Shares in the owner of Gloria Jean’s, Donut King and Brumby’s Bakery have tumbled to a five-year low following claims it is charging exorbitant fees that are running franchisees into the ground.
Gold Coast-based Retail Food Group is the country’s biggest food franchise operator and also boasts brands such as Crust Pizza, Pizza Capers, Michel’s Patisserie, Cafe2U, The Coffee Guy and Esquires Coffee.
Its shares plunged 26.14 per cent, or $1.15, to $3.25 on Monday following Fairfax Media reports at the weekend about the mistreatment of franchisees.
The investigation claims hundreds of franchisees are suffering under a brutal business model which includes crippling costs and a lack of support that has driven some to bankruptcy, destroyed marriages and led to systemic underpaying of staff wages.
One of the founders of Brumby’s, Michael Sherlock, was the bakery group’s managing director when RFG bought the franchise in 2007 – but he said he sold the last of his stake in several Brumby’s stores 18 months ago.
“The culture of the company has been destroyed and they have made it harder for franchisees to operate profitably,” he said.
“Many people are miserable.”
Mr Sherlock said he questions how many of RFG’s current 240 Brumby stores in Australia are “ghost stores”, where broke franchisees have walked away but RFG is still locked into paying rent.
He said he knew one store in Warwick, Queensland, has been vacant in the past two years, but RFG is still paying the rent.
RFG has denied all accusations.
“We reject this assertion and reiterate the fact that our success depends on the success of our franchise partners,” the company said in a statement.
RFG said it had rolled out a number of measures to improve store performance while bolstering resources to support the brands.

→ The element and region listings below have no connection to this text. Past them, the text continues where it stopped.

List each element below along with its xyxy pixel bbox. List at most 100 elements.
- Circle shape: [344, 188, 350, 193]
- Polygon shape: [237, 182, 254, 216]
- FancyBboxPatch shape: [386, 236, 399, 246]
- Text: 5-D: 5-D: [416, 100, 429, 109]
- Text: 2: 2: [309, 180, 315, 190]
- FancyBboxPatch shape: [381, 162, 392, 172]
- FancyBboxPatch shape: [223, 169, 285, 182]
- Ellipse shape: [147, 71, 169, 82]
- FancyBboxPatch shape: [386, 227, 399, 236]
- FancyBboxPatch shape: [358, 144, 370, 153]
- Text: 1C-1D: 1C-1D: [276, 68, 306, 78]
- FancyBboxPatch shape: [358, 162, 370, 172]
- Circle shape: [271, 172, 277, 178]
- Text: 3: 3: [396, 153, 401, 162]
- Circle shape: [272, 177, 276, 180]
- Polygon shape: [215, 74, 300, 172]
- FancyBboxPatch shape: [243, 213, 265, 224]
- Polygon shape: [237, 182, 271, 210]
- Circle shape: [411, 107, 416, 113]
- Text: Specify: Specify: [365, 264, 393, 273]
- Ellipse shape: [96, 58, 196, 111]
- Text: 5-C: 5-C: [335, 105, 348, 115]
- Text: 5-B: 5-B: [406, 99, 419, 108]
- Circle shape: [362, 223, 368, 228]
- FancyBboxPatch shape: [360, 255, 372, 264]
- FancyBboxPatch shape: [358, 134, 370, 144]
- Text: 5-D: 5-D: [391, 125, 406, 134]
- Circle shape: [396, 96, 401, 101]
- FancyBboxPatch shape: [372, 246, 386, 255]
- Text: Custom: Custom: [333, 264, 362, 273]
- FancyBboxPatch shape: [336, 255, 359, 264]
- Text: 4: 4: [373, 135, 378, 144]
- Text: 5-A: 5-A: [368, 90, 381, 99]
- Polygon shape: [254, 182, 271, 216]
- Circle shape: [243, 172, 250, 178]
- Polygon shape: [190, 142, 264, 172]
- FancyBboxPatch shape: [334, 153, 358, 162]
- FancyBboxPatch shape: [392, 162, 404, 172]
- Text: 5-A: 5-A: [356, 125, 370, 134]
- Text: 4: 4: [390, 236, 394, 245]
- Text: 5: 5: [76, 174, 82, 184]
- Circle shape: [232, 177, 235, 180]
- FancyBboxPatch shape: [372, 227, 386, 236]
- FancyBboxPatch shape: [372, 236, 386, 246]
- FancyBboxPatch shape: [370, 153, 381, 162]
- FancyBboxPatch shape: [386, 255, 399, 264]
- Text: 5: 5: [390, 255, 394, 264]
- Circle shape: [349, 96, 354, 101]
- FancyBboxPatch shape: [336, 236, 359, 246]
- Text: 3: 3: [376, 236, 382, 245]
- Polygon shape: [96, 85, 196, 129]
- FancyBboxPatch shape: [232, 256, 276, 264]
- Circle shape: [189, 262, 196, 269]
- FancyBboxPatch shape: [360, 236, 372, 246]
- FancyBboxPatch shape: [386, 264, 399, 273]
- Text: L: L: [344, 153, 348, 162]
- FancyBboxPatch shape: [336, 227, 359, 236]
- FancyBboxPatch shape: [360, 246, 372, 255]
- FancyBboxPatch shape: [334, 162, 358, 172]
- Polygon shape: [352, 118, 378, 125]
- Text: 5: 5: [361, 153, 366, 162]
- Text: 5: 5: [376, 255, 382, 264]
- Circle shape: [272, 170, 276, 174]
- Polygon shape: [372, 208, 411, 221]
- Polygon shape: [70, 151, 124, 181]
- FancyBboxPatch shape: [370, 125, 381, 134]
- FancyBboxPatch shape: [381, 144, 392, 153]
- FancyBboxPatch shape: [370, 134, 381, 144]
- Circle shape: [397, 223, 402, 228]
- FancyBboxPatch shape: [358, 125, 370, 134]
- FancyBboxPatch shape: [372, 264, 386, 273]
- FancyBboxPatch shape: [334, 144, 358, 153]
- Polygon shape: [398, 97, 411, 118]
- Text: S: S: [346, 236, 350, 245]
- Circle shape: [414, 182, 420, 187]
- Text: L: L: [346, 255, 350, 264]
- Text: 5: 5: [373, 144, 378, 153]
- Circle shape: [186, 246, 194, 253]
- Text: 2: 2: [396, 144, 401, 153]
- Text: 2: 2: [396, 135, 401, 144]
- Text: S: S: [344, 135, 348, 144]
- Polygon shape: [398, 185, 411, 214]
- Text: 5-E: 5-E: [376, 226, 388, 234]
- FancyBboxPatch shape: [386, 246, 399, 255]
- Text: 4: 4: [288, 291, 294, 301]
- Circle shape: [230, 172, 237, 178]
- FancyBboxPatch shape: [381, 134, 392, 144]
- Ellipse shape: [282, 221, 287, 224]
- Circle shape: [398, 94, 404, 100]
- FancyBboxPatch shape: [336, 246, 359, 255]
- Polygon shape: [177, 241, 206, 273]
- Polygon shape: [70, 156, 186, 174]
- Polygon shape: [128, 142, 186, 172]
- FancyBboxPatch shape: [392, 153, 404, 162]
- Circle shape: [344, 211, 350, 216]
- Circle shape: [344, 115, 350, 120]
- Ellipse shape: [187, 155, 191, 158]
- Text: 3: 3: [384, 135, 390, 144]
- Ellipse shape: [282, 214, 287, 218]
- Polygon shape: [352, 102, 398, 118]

The company is also reviewing its entire business to see if “our franchise model remains appropriate for a retail market which remains challenging”.
Managing director Andre Nell launched the review earlier this year.
The company said it takes its responsibility around wage compliance seriously and had been “educating” franchise partners for some time about their employer obligations.
Fairfax on Monday claimed that RFG had warned franchisees not to air complaints publicly.
Vertium Asset Management equity analyst Daniel Mueller said a number of RFG brands were located in shopping centres that were rolling out eateries, restaurants and cafes to lure more customers.
Not only were RFG’s brands facing that pressure, he said, but he believed they have too many brands that overlap.
“They have so many cafe brands and two pizza brands; there would be cannibalisation,” he said.
“Consolidating would be one way of reducing costs and simplifying the business.”